= Richard A. Lanham =

American literary scholar

Richard Alan Lanham (born April 26, 1936) is an American literary scholar. He has written on writing style and rhetoric.

== Early life and education ==
Richard Alan Lanham was born on April 26, 1936, in Washington, D.C. He attended Yale University (AB, 1956; MA, 1960; PhD, 1963).

== Career ==
He is Professor Emeritus at the University of California, Los Angeles, and president of Rhetorica, Inc., a consulting firm.
Lanham is a recognized expert in prose stylistics and Classical and Renaissance rhetoric. His Handlist of Rhetorical Terms (2nd ed., 1991) is the standard reference in the field, and he recently revised his Analyzing Prose (2nd ed., 2003), a benchmark work in stylistic analysis. Some other works are "The Motives of Eloquence: Literary Rhetoric in the Renaissance", Style: An Anti-Textbook, Literacy and the Survival of Humanism, and The Electronic Word: Democracy, Technology, and the Arts (1995). His Revising Prose and Revising Business Prose—now in revision—remain popular. His latest work, The Economics of Attention, was published in 2006 by the University of Chicago Press.

Long a champion of Sophistic rhetoric as a challenge and counterweight to Aristotle's model of rhetoric, in recent years Lanham has become interested in multimedia and the implications for rhetoric in this age of electronic text.

== "Q" question ==
In The Electronic Word: Democracy, Technology and the Arts, Lanham asks what he calls the "Q" question, named "Q" after Quintilian.

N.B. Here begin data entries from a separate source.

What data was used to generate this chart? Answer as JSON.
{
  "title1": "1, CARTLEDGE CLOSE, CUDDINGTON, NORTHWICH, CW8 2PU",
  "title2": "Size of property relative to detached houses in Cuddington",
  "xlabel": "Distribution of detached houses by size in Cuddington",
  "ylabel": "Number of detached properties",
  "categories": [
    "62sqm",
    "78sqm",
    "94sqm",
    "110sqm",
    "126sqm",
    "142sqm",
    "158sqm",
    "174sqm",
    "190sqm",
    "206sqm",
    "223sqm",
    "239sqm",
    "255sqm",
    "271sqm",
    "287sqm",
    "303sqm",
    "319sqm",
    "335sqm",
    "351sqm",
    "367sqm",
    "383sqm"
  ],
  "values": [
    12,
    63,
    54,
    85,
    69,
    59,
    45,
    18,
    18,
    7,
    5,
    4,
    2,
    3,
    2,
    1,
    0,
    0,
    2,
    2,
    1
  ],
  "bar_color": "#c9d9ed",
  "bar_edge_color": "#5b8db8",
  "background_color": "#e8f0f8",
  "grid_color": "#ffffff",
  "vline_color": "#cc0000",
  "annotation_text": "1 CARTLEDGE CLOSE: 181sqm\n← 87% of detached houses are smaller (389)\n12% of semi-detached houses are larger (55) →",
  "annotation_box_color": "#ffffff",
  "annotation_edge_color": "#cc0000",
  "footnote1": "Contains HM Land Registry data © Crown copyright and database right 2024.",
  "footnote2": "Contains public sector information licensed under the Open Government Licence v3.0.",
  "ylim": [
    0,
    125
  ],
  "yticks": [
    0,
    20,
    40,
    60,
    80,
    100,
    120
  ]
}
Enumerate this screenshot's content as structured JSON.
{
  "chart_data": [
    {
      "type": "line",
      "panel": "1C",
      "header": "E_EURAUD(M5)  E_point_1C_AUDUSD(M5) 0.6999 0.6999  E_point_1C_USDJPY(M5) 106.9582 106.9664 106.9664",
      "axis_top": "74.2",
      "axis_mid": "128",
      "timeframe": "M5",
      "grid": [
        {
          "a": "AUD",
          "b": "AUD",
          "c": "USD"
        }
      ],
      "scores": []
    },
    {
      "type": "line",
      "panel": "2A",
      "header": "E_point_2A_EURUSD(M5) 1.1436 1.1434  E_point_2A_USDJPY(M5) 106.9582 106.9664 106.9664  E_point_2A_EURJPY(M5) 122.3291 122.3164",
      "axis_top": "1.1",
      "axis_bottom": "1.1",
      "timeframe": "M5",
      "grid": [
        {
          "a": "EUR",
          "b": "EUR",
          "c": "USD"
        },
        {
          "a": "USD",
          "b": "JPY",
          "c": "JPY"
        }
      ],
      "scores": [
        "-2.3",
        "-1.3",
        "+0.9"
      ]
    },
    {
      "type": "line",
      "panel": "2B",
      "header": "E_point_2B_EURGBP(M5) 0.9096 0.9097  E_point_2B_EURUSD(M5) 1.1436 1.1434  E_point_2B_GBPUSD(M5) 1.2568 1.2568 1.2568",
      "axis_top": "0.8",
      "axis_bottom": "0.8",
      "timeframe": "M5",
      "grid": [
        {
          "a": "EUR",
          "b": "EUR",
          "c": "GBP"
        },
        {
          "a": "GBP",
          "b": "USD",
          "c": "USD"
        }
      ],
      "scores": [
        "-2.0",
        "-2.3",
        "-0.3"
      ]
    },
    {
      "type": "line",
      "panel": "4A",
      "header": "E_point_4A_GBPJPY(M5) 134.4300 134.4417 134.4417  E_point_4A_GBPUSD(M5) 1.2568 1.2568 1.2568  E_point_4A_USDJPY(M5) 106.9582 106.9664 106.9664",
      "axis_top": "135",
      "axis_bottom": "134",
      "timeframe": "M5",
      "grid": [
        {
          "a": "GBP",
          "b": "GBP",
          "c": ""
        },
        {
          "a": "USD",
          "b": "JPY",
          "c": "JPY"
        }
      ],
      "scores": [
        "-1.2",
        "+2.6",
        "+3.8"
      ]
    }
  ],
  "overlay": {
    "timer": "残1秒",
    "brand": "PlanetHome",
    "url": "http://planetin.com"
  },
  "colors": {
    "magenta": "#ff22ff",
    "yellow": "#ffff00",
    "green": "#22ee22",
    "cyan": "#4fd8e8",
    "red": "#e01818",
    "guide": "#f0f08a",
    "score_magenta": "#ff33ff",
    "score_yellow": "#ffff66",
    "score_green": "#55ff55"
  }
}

The Q question asks whether there is a connection between studying literature or rhetoric makes people good.

Lanham identifies two defenses of the morality of rhetoric. The so-called weak defense (which Quintilian makes as well as Ramus) suggests that rhetoric is separate from philosophy and one first becomes a good person and then can add good speaking on top (158). More modern (and postmodern) theories contribute to Lanham's "Strong Defense" which "argues that, since truth comes to humankind in so many diverse and disagreeing forms, we cannot base a polity upon it. We must, instead, devise some system by which we can agree on a series of contingent operating premises" (187-8). The Strong Defense opposes the universal rational truth and suggests that "what links virtuosity, the love of form, and virtue, is virtu. power " (189).

== Economics of Attention ==
In his The Economics of Attention, Lanham points that human attention is one of the most scarce resources.

== Selected publications ==

- "A Handlist of Rhetorical Terms: A Guide for Students of English Literature" (1968)
- The Motives of Eloquence: Literary Rhetoric in the Renaissance. Yale University Press. 1976.
- "Style: An Anti-Textbook" (1974)
- Revising Prose. Longman Pub Group, 1979.
- Analyzing Prose. Charles Scribner's Sons, 1983. 2nd Ed, Continuum, 2003.
- "The Electronic Word: Democracy, Technology, and the Arts" (1993)
- The Economics of Attention: Style and Substance in the Age of Electronic Communication. University of Chicago Press. 2006.
- The Electronic Word: Democracy, Technology and the Arts. University of Chicago Press, 1993.